Indo-European Languages (since this is the main subject of this thread)
Celtic:
Breton
Irish
Scots Gaelic
Welsh
Italic:
(Romance/Latin)
Catalan
French
Italian
Portuguese
Provencal
Romanian
Spanish
Germanic:
(Divided into two categories - West and North)
West:
Dutch
English
Flemish
Frisian
German
Yiddish
North:
Danish
Icelandic
Norwegian
Swedish
Hellenic:
Ancient Greek
Greek
Albanian
Armenian
Baltic:
Latvian
Lithuanian
Slavic:
Bulgarian
Czech
Macedonian
Polish
Russian
Serbo-Croatian
Slovak
Slovenian
Ukrainian
Indo-Iranian (split into two categories, one based on Old Persian and one on Sanskrit, which is a debated topic, so I'll just leave it to this list.)
Old Persian:
Persian
Sanskrit:
Bengali
Hindi
Punjabi
Urdu
(I apologize in advance if I blundered this list, it was off the top of my head)
If you took a look at all languages abstractly, they are just as difficult equally. They all have their rules, and even their much hated exceptions. As I had stated above, degree of difficulty has much to do with your native language. It's easier to relate to the similarities in the words, grammar rules, form, and usage. If you are a native English speaker, going completely out of your category and learning a Sanskrit language is going to give you a lot more trouble than trying to learn Dutch or German. Sanskrit has its own alphabet, very dissimilar to the English alphabet, and trying to relate the similarities would be far more difficult, even if it is an Indo-European language, it is far different, based on different things...etc.
I was once told by a very good professor that learning a language is need-based. If you were stuck in a foreign country and no one spoke your native language, you would pick up the essentials much faster than you would studying it for leisure.

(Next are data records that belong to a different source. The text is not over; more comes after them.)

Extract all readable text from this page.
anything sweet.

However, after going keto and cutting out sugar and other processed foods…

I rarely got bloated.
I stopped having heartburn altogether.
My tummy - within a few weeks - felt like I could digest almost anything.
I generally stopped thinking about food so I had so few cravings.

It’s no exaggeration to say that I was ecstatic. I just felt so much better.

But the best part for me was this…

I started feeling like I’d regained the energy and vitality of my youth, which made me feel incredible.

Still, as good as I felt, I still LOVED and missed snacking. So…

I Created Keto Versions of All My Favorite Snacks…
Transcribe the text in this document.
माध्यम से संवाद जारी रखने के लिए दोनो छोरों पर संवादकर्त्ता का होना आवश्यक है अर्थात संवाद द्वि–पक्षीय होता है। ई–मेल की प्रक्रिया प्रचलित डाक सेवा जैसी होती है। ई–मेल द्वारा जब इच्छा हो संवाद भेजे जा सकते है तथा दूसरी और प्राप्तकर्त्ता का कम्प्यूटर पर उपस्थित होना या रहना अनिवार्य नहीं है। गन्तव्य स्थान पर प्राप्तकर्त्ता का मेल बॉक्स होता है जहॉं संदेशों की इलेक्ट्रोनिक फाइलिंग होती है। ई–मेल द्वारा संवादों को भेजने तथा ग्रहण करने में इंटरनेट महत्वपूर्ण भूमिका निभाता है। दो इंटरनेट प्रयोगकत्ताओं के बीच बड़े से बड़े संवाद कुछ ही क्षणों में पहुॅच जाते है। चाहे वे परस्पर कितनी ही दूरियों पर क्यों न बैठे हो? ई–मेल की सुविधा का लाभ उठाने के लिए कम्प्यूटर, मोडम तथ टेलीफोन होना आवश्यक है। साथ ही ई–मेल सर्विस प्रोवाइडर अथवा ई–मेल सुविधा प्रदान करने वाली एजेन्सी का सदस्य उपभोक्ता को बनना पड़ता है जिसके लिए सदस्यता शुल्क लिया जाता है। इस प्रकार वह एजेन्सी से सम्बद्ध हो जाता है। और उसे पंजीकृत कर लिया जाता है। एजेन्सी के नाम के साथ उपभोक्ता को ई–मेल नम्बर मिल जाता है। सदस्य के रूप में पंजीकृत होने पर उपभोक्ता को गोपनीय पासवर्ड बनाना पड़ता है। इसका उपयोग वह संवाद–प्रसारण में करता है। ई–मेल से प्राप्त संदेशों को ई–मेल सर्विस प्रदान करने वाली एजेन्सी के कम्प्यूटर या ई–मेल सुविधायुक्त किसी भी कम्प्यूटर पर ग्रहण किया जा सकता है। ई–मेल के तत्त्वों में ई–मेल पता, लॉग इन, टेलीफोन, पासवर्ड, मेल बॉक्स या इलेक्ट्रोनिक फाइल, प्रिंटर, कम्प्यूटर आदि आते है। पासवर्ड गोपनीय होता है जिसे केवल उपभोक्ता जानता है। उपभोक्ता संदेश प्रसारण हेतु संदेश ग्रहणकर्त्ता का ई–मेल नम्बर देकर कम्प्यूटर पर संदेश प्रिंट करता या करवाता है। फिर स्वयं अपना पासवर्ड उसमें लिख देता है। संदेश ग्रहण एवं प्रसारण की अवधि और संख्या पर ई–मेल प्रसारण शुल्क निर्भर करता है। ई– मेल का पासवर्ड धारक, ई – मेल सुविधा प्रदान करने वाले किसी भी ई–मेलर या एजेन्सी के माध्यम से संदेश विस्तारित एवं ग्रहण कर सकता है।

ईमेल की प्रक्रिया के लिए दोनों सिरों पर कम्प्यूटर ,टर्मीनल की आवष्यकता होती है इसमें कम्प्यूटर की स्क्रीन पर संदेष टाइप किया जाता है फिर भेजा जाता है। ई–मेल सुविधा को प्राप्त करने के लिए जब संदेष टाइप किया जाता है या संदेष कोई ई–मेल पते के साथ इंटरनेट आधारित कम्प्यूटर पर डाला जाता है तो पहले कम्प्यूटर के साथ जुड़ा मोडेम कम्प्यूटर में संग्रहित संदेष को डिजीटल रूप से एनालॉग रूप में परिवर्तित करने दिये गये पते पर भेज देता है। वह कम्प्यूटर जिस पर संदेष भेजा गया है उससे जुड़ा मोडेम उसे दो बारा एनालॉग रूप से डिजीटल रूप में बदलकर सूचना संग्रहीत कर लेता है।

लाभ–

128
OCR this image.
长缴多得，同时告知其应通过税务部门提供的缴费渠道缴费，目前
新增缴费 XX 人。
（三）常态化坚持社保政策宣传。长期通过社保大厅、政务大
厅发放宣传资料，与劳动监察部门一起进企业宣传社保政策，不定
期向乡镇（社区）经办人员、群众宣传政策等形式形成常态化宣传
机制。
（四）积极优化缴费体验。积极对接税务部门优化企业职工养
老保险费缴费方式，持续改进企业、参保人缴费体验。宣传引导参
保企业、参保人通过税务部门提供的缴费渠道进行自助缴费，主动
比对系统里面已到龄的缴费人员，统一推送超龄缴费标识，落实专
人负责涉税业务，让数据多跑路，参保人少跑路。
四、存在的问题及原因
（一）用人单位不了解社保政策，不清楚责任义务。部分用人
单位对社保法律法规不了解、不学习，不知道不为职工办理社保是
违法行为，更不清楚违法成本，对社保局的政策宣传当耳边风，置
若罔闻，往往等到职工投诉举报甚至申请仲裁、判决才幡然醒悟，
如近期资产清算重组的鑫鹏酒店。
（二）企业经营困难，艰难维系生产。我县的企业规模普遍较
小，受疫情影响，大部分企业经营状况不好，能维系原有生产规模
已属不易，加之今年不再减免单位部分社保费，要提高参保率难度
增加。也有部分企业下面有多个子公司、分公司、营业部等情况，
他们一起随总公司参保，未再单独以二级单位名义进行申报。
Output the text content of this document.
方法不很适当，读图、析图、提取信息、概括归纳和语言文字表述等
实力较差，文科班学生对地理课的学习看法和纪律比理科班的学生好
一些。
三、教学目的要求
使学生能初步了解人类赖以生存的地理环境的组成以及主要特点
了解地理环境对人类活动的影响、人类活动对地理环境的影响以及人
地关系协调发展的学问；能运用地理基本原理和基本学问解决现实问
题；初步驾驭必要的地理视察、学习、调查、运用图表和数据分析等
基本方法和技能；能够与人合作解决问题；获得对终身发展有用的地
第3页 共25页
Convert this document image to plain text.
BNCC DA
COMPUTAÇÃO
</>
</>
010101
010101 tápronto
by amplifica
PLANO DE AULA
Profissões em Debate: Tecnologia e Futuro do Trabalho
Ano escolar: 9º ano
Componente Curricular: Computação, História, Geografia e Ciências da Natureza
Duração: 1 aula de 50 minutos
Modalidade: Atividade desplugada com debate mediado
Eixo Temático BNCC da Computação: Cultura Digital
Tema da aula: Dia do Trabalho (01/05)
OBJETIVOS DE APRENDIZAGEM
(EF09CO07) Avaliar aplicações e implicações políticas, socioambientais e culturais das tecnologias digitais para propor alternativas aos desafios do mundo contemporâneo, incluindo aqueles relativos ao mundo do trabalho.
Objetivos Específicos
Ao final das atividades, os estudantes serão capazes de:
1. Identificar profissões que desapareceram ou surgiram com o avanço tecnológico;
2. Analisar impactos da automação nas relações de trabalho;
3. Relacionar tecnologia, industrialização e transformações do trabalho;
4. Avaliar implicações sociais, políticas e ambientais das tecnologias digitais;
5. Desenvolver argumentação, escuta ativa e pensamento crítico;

You may not become the most eloquent of speakers, but you will pick it up on need basis. Learning a language is just like programming, it's just a code, but instead of dealing with a device or other medium, you're dealing with humans. (Culture has everything to do with it. This is a topic that pulls at me because I have so many language theories that I think will change the world, this is one topic that I'm so very passionate about.)
You have to learn the slang and the gestures, gestures and facial expressions, how one moves, it's all part of language, and a book could never teach you that.
I could ramble on about this forever. Hope this helps.